Additionally, Richard Hudson (1996) examines the way in which the age of a person influences his/her acquisition of a foreign language. During babyhood and childhood, people are more likely to adopt the elements of a foreign language (Hudson, 1996, p. 17). Moreover, they can use linguistic forms that are not a part of the norm in their families (Hudson, 1996, p. 17). For instance, they can jargon words that are not considered to be appropriate by parents.

Only later, they begin to assess various linguistic items in terms of their appropriateness. This is one of the details that should not be overlooked. On the whole, the author’s discussion shows that age is an important factor that influences the use of different linguistic items.
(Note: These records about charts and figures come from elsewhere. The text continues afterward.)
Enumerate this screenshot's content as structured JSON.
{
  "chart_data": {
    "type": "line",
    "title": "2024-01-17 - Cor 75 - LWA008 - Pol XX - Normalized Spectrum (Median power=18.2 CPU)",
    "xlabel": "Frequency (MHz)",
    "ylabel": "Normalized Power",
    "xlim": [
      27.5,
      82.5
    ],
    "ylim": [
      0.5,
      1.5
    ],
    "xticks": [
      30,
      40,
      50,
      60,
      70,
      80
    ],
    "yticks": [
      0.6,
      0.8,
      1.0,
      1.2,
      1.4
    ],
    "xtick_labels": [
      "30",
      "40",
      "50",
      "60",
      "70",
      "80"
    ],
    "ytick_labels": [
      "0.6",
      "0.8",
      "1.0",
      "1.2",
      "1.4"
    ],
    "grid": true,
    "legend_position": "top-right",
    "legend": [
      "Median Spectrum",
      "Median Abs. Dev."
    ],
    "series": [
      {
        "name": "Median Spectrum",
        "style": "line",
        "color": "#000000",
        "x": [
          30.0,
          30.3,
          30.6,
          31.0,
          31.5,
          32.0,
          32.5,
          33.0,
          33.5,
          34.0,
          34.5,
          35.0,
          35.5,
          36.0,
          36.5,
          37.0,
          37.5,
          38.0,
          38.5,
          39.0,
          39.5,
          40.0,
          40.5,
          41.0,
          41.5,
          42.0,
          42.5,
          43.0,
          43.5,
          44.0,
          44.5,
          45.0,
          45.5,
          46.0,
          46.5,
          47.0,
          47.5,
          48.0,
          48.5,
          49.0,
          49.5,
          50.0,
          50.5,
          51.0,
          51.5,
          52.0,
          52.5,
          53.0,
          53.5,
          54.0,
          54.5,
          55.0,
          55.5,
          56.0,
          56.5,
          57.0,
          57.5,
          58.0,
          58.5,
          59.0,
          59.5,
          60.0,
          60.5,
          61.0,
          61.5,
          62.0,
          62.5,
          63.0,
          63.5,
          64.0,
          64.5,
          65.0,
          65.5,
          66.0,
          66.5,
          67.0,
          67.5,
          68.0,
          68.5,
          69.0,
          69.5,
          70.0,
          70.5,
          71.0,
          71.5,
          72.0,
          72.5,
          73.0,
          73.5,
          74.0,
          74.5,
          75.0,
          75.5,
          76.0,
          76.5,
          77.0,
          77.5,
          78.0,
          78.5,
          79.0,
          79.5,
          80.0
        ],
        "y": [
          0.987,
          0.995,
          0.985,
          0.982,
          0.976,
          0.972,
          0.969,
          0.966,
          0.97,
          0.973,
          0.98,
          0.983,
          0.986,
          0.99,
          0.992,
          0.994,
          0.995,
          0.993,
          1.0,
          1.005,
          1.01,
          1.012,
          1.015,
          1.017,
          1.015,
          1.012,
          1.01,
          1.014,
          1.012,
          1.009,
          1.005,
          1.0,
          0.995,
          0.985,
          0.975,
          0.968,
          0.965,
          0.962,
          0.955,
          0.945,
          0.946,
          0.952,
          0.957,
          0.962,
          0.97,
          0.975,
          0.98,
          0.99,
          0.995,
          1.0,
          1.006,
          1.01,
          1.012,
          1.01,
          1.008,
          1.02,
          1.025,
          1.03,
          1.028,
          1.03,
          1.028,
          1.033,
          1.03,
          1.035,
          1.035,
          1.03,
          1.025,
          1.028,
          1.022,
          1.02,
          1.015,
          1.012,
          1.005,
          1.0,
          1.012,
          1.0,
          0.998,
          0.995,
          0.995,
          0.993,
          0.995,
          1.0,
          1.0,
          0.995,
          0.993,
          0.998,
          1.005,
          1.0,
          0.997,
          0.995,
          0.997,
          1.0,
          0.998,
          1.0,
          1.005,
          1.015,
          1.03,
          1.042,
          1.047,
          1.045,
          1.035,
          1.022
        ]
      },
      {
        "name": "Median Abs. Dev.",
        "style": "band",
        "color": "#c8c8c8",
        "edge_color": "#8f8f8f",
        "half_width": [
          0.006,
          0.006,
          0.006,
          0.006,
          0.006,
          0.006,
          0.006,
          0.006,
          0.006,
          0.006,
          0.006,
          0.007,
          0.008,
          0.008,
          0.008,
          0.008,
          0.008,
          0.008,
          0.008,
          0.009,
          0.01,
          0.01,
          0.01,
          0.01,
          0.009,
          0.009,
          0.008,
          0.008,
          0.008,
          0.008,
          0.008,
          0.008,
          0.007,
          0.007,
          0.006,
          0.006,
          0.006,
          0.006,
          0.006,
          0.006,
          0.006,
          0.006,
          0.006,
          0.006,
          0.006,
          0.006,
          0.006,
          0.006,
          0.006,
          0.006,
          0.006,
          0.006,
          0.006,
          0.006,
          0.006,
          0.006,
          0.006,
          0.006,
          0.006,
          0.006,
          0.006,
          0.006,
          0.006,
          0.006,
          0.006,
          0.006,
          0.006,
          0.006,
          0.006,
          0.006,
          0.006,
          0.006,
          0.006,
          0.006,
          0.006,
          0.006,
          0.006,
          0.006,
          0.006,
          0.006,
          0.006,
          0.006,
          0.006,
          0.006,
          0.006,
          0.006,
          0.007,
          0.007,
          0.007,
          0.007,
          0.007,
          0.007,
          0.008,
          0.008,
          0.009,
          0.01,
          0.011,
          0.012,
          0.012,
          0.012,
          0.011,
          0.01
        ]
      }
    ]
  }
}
Furthermore, this issue should be taken into account by teachers. These professionals need to know how the socio-cultural environment affects the acquisition of language at different stages of psychological development. This knowledge can be vital for the design of appropriate instructional models.

Reference List

Hudson, R. (1996).Sociolinguistics. Cambridge: Cambridge University Press.

Littlewood, W. (1981). Communicative Language Teaching: An Introduction. Cambridge: Cambridge University Press.

Murphy, B. (2010).Corpus and Sociolinguistics: Investigating Age and Gender in Female Talk. New York, NY: John Benjamins Publishing.